Кассирша подумала и согласилась. Она сбегала в загашник и вынесла мне три пачки риса. И не успела я расплатиться, как откуда-то сбоку вынырнула интеллигентная старуха, которая схватила одну из моих пачек, крепко прижала к груди, кинула кассирше деньги и убежала.

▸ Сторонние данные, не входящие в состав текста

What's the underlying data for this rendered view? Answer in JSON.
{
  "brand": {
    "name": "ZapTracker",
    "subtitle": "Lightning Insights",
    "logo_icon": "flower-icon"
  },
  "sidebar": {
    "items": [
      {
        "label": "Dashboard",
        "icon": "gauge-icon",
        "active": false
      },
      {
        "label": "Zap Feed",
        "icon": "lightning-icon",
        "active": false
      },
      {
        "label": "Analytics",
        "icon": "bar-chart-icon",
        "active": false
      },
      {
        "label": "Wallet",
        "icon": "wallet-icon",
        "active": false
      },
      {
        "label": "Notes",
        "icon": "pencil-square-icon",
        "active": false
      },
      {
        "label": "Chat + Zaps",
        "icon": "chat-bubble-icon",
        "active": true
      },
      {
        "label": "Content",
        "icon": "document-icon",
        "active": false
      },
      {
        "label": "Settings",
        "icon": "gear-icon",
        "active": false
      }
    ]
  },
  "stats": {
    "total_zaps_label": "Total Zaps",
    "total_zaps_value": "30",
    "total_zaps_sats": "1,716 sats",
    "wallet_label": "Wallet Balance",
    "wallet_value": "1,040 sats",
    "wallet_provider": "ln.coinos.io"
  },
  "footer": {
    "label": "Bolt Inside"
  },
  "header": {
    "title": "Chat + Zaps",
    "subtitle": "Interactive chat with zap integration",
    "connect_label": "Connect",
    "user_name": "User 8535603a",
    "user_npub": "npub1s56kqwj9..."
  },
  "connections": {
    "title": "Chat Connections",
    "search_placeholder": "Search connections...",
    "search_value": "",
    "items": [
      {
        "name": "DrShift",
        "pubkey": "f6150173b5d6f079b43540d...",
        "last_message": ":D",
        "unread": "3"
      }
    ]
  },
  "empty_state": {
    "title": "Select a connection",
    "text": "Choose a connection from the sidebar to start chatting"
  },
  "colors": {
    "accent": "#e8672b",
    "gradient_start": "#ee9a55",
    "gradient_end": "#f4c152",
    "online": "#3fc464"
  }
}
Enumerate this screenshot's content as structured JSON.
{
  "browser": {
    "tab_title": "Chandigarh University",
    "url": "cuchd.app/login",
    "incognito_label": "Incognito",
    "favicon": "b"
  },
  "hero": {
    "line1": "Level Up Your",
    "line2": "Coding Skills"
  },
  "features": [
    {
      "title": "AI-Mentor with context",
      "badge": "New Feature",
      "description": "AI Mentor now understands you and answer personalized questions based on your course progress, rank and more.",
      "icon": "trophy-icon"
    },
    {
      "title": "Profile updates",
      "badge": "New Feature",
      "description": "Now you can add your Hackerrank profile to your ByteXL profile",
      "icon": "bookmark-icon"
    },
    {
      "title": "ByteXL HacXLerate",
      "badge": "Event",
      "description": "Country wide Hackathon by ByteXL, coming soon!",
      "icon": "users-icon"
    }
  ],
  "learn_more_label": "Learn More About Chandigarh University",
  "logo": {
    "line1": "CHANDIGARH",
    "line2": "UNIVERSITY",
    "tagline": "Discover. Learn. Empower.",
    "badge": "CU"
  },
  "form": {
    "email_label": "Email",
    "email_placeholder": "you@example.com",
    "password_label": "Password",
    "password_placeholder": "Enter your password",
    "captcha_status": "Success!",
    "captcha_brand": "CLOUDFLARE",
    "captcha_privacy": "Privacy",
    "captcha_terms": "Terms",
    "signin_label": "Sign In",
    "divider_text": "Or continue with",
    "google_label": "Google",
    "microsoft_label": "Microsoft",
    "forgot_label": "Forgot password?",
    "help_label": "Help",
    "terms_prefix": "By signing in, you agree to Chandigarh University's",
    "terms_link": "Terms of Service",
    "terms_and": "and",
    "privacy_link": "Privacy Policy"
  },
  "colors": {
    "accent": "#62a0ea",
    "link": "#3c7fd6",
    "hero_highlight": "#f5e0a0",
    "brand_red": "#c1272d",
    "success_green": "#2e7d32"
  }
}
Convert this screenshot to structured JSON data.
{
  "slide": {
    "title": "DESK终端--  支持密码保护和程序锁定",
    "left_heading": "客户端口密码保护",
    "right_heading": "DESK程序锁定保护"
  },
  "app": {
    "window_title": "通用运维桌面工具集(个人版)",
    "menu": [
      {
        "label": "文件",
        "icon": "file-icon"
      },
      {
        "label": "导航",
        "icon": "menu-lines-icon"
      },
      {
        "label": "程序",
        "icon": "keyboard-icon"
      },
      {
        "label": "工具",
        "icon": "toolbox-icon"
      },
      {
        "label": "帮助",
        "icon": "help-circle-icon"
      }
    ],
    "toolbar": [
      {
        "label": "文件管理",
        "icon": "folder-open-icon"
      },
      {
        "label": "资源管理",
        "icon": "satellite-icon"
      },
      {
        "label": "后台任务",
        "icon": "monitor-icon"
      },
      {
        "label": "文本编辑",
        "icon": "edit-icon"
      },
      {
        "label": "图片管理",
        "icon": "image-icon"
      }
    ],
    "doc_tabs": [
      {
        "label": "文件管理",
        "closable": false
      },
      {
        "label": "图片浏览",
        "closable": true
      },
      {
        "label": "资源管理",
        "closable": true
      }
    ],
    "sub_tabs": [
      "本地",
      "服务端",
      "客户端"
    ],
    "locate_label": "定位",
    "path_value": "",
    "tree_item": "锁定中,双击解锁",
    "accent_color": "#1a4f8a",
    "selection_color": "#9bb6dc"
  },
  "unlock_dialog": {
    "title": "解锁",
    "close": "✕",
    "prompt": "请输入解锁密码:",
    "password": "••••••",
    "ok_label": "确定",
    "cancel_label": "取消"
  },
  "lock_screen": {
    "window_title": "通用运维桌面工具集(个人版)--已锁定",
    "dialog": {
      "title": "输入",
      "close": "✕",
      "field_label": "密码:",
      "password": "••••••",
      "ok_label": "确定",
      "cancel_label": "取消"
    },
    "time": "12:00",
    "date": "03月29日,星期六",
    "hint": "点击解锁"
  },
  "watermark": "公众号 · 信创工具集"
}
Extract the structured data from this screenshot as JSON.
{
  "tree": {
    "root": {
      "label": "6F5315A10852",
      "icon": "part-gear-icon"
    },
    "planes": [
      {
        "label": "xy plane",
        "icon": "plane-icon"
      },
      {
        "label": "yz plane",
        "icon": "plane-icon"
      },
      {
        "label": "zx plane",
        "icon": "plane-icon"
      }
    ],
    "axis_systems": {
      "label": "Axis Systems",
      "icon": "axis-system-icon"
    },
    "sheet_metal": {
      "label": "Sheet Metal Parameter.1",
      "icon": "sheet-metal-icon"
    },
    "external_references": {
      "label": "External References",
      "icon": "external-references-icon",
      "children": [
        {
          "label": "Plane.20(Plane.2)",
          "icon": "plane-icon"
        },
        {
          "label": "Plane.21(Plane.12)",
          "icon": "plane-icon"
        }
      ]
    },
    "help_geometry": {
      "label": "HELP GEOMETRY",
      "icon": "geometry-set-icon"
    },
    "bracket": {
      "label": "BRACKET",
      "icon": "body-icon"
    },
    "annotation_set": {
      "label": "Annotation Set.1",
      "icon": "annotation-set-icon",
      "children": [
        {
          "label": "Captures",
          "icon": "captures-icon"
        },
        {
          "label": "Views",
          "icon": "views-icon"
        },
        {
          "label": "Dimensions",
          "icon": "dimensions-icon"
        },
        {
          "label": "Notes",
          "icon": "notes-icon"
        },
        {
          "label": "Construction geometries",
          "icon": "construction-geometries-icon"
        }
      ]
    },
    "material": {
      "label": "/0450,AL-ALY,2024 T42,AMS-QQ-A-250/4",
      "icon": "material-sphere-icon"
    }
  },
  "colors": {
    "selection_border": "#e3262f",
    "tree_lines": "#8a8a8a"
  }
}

И я на ее месте сделала бы то же самое.
Впрочем, на месте продавца, кассирши, дамы с рисом, да и всех прочих я тоже делала бы то же, что и они, – все модели поведения совершенно естественны, понятны, оправданы и животны, всё сливается в естественную органику выживания, и как же нашему ловкому, тертому, битому народу не вспомнить навыки восьмидесятых, сороковых, двадцатых? Поиграли в капитализм – и будя! А теперь с мешками на товарных поездах к теплому морю, пряча керенки в промежностях и уворачиваясь от комиссаров! Так и знали, мы так и знали!..
Потом выступал Кириенко и просил не поддаваться панике и не скупать попусту продукты. Все поняли, к чему дело идет, я тоже, и немало побилась в очередях, купив 10 кг гороху, 10 кг лагерной чечевицы и сколько могла унести гречки.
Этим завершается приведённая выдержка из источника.